Pour l’instant, le parti de Marine Le Pen continue d’être rejeté par une part non négligeable de l’électorat, mais il n’a jamais eu des résultats aussi élevés. Ses capacités d’alliance restent limitées et les reports de l’électorat de droite en sa faveur ne suffisent pas à constituer une majorité. Pourtant, les digues ont commencé de se rompre, les frontières entre la droite classique et le Fn sont moins étanches et l’entreprise frontiste de légitimation continue de suivre son cours.

La transformation sociale et le sursaut démocratique ont besoin de dynamiques plus créatives et entraînantes.

Les reports à gauche au second tour ont fonctionné une fois de plus. Mais, contrairement à la stratégie d’étouffement du Parti socialiste, qui veut à tout prix rassembler la gauche sur son nom et autour de sa politique, il est de plus en plus évident que la logique ancienne de l’union de la gauche n’a plus la force propulsive qui été la sienne autrefois. Pour l’essentiel, le glissement du PS vers sa droite affaiblit la référence au rassemblement, a fortiori quand on explique que ce rassemblement doit obligatoirement se faire sous la houlette du parti dominant. Les dynamiques majoritaires à gauche ont donc besoin d’autres ressorts, sous peine de laisser la gauche s’enliser avec le PS et les catégories populaires s’enfoncer un peu plus dans l’abstention et le vote FN.

Pour l’instant, le Front de gauche vit sur l’acquis électoral du PCF, tout au moins dans les élections les plus territorialisées. Que cet ancrage montre des capacités de résistance, au demeurant très variables selon les élections, n’empêche pas le constat global fait depuis 2008. En dehors de l’élection présidentielle, le vote en faveur du Front de gauche reste dans les eaux modestes d’un vote communiste qui n’a pas interrompu son processus d’érosion par le haut.
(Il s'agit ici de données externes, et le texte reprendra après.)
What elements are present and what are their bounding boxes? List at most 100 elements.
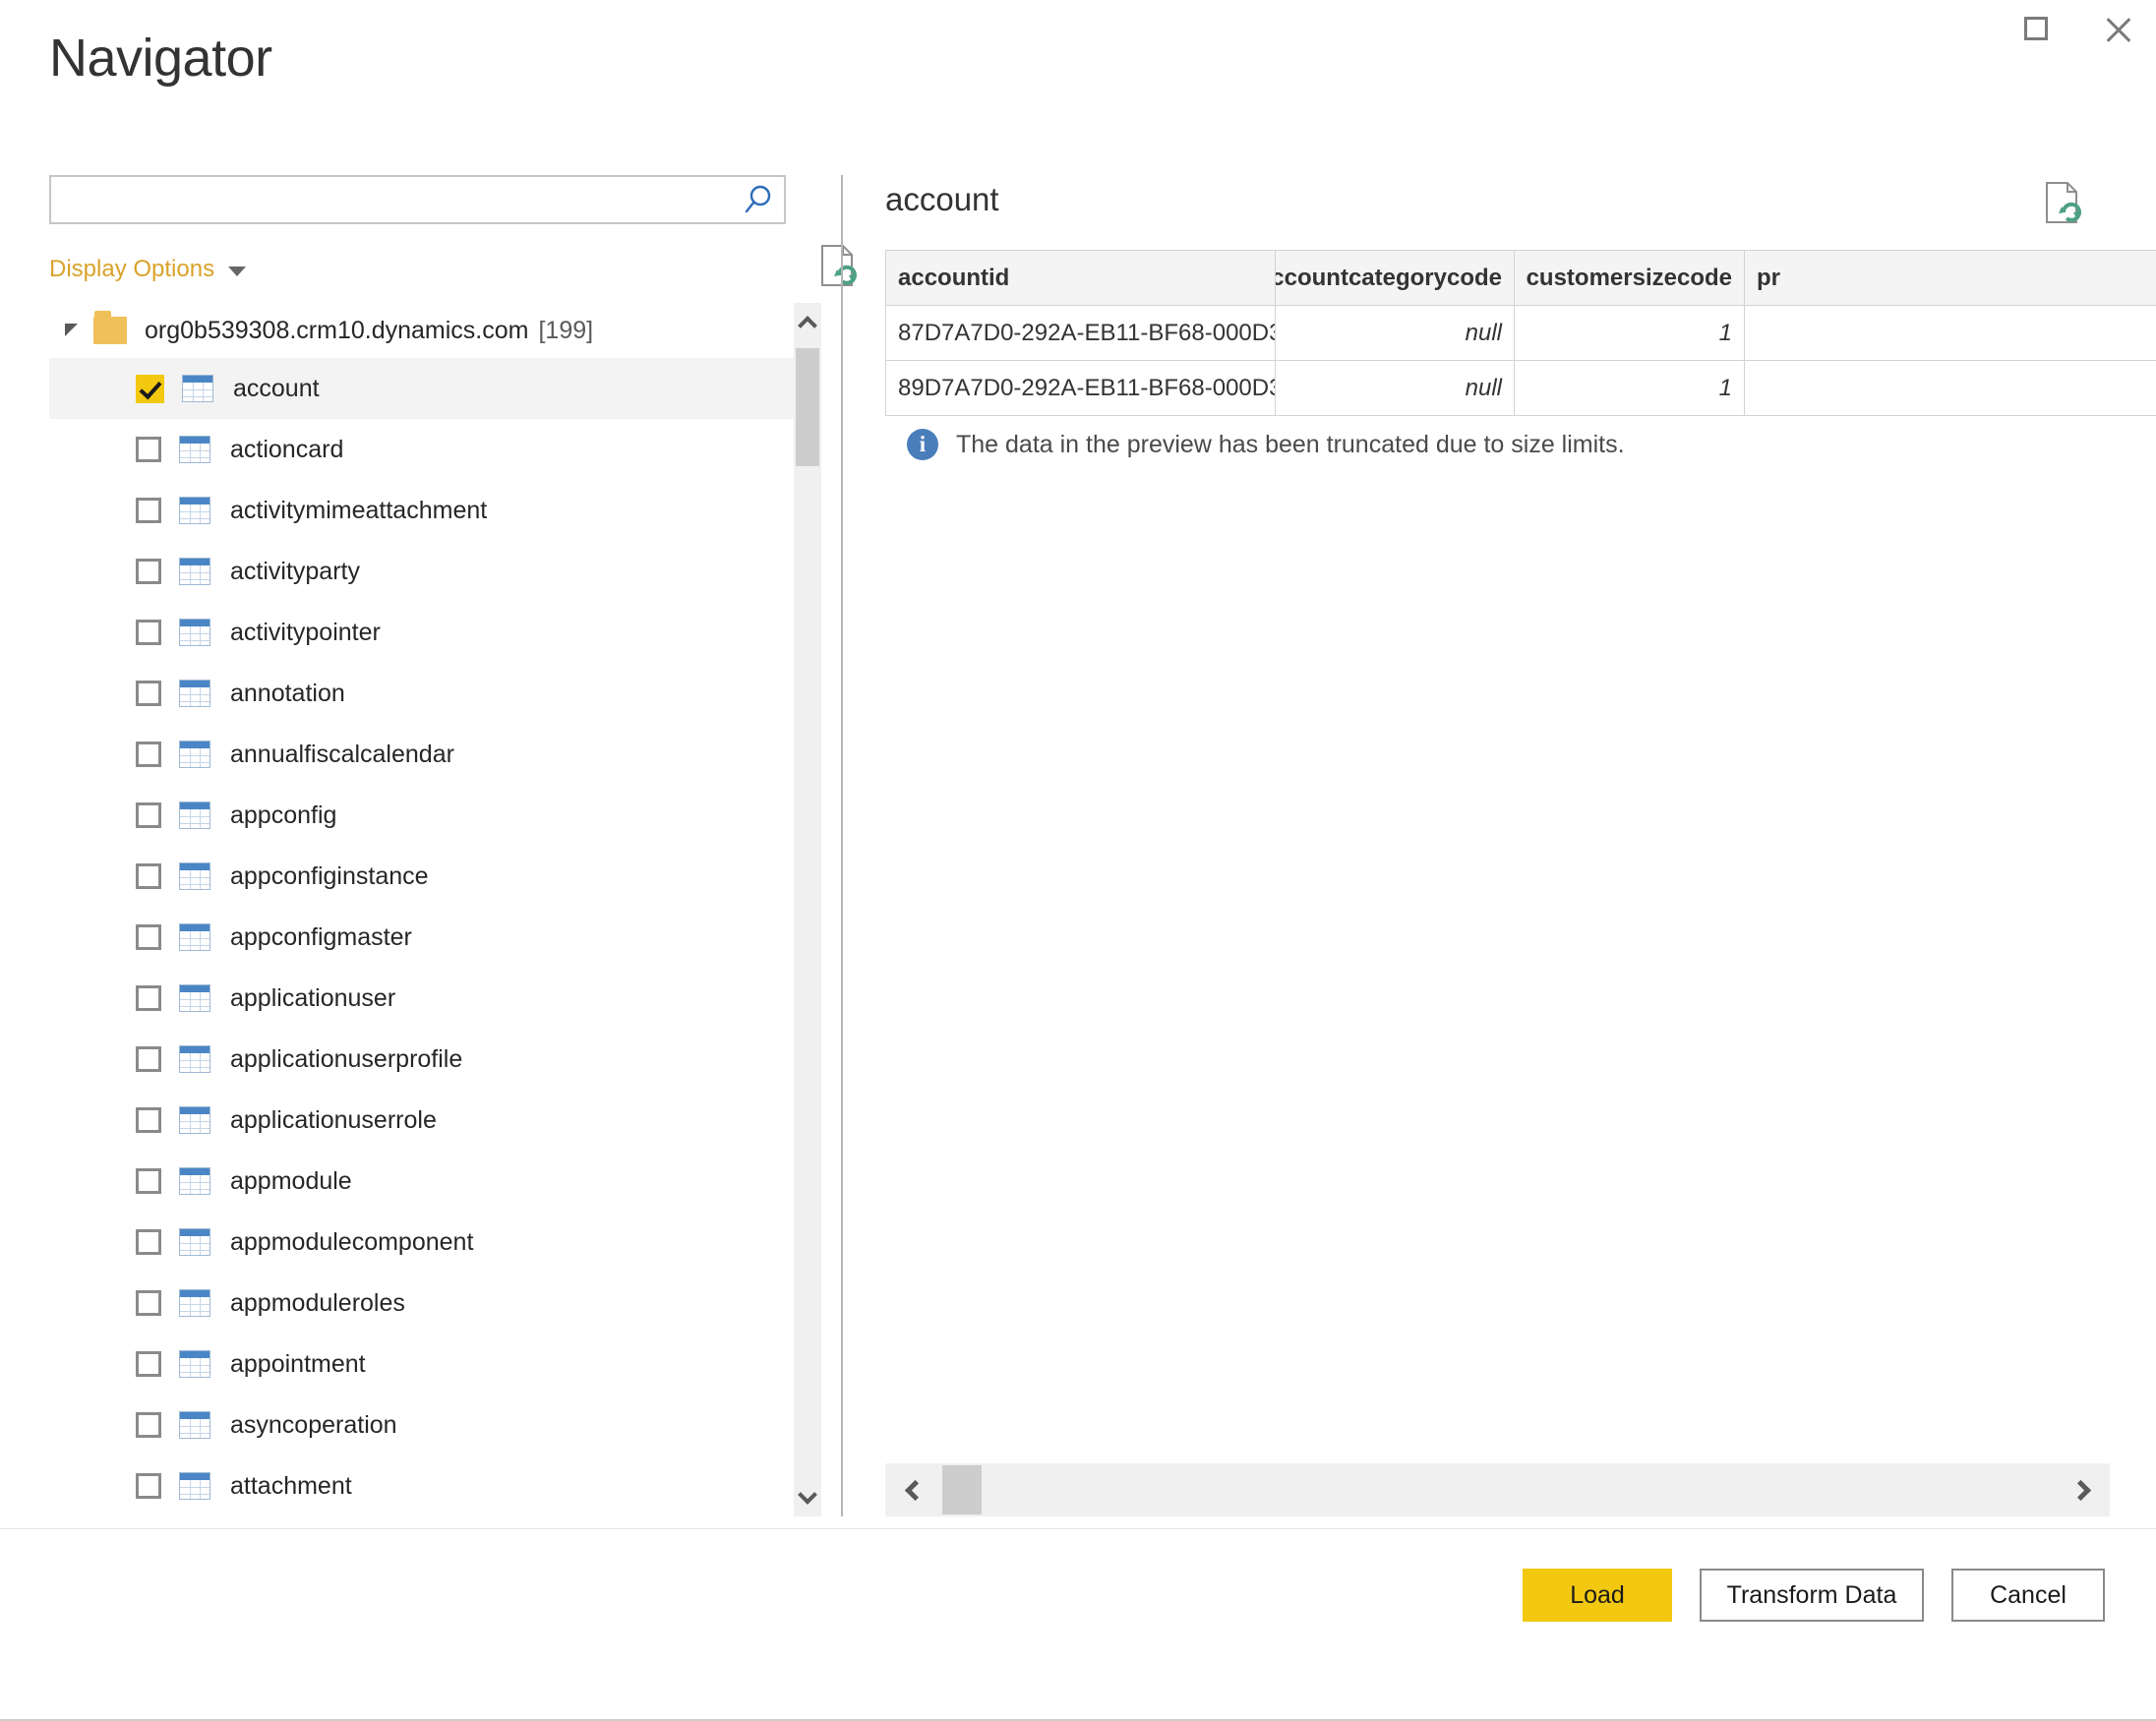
transform-data-button[interactable]: Transform Data [1700, 1569, 1924, 1622]
chevron-up-icon [798, 315, 817, 335]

La dynamique électorale des zones de vote les moins denses ne compensent qu’en partie le tassement des anciens « bastions ». Pour l’instant, l’ouverture des alliances à la gauche du PS n’a pas été assez large et assez visible pour marquer le paysage électoral.

Dans des contextes certes différents, le même niveau de recul en nombre d’élus s’est observé aux municipales de 2014 et aux départementales de 2015. Quand la gauche va très mal, le patrimoine existant n’est pas sans intérêt et constitue un point d’appui. Mais, en l’état, il ne permet pas au FdG d’échapper à la tenaille qui voue la gauche de gauche, soit à s’enfermer dans la posture d’un aiguillon protestataire et minoritaire, soit au contraire à n’être rien d’autre que le porteur d’eau d’une social-démocratie désormais bien éloignée de l’horizon égalitaire.

La culture de la critique sociale et de l’alternative ne peut se contenter d’une timide gestion patrimoniale de rentiers. La transformation sociale et le sursaut démocratique ont besoin de dynamiques bien plus créatives et entraînantes. Faute de quoi, le surplace d’un jour est sans cesse à deux doigts d’un recul du lendemain.